En hissant les crocs du froid engourdissant, le sang gicle comme la pauvre poupée qui veut ou qui veut pas, et qui sera bientôt mise en morceaux. Le sang gicle et sécrète des enfants scolarisés qui pleurent ; après une leçon d’anglais le sang gicle au prétérit, comme l’Eglise qui profane son prolongement mathématique. Comme un stage cinématographique, le sang gicle avec mon coeur et avec ma bouche et me dit de n’emplir ma main qu’à moitié. Le long des krachs existentiels, le sang gicle par strates comme on se borne à ses petits désirs ; comme on laisse sur la table une bonbonnière fécondée par écoulement nasal.

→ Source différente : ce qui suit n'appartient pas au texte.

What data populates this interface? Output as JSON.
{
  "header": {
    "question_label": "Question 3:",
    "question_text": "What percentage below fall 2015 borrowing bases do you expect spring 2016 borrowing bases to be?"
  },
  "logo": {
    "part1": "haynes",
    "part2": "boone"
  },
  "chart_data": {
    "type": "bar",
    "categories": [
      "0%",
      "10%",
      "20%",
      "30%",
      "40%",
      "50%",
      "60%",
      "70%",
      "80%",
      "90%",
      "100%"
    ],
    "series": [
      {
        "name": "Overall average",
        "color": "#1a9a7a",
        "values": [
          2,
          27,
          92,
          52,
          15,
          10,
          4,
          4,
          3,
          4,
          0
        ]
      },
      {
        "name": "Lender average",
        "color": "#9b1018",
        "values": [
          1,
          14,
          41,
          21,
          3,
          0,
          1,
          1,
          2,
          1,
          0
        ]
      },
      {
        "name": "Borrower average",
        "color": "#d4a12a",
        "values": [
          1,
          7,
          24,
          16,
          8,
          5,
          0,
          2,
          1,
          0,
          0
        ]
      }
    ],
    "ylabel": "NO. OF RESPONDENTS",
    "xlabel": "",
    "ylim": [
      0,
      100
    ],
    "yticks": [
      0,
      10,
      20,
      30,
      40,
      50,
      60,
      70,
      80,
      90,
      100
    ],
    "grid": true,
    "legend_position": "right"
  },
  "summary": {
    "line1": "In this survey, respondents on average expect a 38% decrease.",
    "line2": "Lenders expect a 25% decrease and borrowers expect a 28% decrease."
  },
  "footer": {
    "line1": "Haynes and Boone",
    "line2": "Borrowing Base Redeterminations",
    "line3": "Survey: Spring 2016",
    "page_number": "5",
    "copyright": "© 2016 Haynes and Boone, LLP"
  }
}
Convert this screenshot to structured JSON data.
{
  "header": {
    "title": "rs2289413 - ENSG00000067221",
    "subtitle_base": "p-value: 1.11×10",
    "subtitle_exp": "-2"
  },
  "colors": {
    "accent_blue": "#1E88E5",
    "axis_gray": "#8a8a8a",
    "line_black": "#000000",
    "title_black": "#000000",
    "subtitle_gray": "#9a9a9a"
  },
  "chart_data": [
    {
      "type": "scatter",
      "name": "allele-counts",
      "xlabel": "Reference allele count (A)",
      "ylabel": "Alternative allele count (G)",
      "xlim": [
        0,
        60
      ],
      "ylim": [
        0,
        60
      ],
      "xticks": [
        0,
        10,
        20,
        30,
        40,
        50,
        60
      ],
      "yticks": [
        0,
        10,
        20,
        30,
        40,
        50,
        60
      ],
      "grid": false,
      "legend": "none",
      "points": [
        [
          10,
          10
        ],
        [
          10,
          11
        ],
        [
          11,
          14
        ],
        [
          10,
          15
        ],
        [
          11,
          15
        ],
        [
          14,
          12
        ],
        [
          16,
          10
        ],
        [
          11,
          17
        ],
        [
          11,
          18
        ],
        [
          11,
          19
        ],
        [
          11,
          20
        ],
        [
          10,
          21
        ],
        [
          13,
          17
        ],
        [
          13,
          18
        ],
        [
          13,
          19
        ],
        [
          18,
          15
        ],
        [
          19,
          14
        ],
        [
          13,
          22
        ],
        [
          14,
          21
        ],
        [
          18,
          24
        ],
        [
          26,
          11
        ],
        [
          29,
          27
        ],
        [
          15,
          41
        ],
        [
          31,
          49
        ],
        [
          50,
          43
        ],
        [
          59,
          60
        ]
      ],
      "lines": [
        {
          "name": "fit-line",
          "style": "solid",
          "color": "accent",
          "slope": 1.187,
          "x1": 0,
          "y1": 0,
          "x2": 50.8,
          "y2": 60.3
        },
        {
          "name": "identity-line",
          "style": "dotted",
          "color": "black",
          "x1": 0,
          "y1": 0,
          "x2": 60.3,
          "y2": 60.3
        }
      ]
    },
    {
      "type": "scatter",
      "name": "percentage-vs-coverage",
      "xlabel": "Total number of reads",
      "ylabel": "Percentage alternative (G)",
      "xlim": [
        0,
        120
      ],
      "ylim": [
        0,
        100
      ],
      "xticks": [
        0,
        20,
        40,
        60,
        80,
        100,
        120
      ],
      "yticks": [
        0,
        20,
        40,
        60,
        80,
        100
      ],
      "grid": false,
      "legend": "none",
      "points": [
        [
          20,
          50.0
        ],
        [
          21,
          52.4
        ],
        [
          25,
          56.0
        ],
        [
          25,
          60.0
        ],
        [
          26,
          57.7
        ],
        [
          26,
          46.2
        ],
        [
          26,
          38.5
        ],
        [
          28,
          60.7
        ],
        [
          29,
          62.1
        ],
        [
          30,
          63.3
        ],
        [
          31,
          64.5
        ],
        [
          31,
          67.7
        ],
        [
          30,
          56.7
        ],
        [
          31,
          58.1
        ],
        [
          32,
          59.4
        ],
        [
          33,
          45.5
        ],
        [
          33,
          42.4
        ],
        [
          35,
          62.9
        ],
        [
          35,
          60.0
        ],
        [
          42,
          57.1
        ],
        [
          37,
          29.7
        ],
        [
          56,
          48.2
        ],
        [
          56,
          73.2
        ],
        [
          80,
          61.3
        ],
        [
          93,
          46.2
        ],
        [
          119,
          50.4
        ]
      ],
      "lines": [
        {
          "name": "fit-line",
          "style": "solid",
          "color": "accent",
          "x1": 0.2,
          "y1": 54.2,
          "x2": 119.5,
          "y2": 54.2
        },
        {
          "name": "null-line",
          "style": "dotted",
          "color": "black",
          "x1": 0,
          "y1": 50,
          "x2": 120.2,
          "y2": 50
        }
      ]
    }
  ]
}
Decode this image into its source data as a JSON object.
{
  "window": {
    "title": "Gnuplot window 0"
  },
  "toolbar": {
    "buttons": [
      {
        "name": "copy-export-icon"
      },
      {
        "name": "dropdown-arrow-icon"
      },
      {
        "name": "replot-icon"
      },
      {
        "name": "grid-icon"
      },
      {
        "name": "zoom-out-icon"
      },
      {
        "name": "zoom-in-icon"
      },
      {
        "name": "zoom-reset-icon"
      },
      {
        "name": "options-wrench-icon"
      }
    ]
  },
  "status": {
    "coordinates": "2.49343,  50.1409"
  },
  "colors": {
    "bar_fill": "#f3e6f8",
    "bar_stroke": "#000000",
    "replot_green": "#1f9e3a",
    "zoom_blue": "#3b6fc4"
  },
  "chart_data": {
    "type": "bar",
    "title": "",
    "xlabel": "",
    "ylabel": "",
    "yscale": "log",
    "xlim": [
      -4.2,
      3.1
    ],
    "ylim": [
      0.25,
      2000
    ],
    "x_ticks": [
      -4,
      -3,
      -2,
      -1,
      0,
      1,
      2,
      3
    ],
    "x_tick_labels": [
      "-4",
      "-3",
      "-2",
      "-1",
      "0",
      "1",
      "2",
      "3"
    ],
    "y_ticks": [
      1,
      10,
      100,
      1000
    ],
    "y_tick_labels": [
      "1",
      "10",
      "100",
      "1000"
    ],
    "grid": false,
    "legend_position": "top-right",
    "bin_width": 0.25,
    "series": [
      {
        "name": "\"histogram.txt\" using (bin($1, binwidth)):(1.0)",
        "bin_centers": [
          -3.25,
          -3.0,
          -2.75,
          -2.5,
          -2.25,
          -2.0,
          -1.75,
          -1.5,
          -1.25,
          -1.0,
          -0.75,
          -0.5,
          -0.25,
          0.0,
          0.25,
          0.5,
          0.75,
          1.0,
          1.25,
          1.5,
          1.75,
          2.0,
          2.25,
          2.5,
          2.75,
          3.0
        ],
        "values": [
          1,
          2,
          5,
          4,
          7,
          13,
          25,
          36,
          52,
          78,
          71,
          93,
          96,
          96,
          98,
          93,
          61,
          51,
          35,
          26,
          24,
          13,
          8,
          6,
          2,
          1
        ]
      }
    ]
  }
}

Le sang, en pleurant, gicle et veut en faire autant dans la dimension stellaire du Bateau-Lavoir. Le sang gicle comme voué à ce petit garçon de dix ans qui s’amuse à faire des ricochets au bord d’une rivière pourpre. Et la rivière de sang s’amuse à émietter silencieusement le chapeau d’un champignon mortel.
Un larcin trop évident, ce sang qui gicle face à la houle, comme un sauveteur ou un vers à soie ou encore un billet de cinquante euros plié en quatre à la hâte ; ce sang qui gicle comme on plonge un beau matin dans un bol de café ; enfin le sang gicle comme survivent les paysannes et leurs silhouettes qui ne sont que des amalgames de sables, d’exaltations fiévreuses, de poivre, de sel, de parmesan ou d’origan.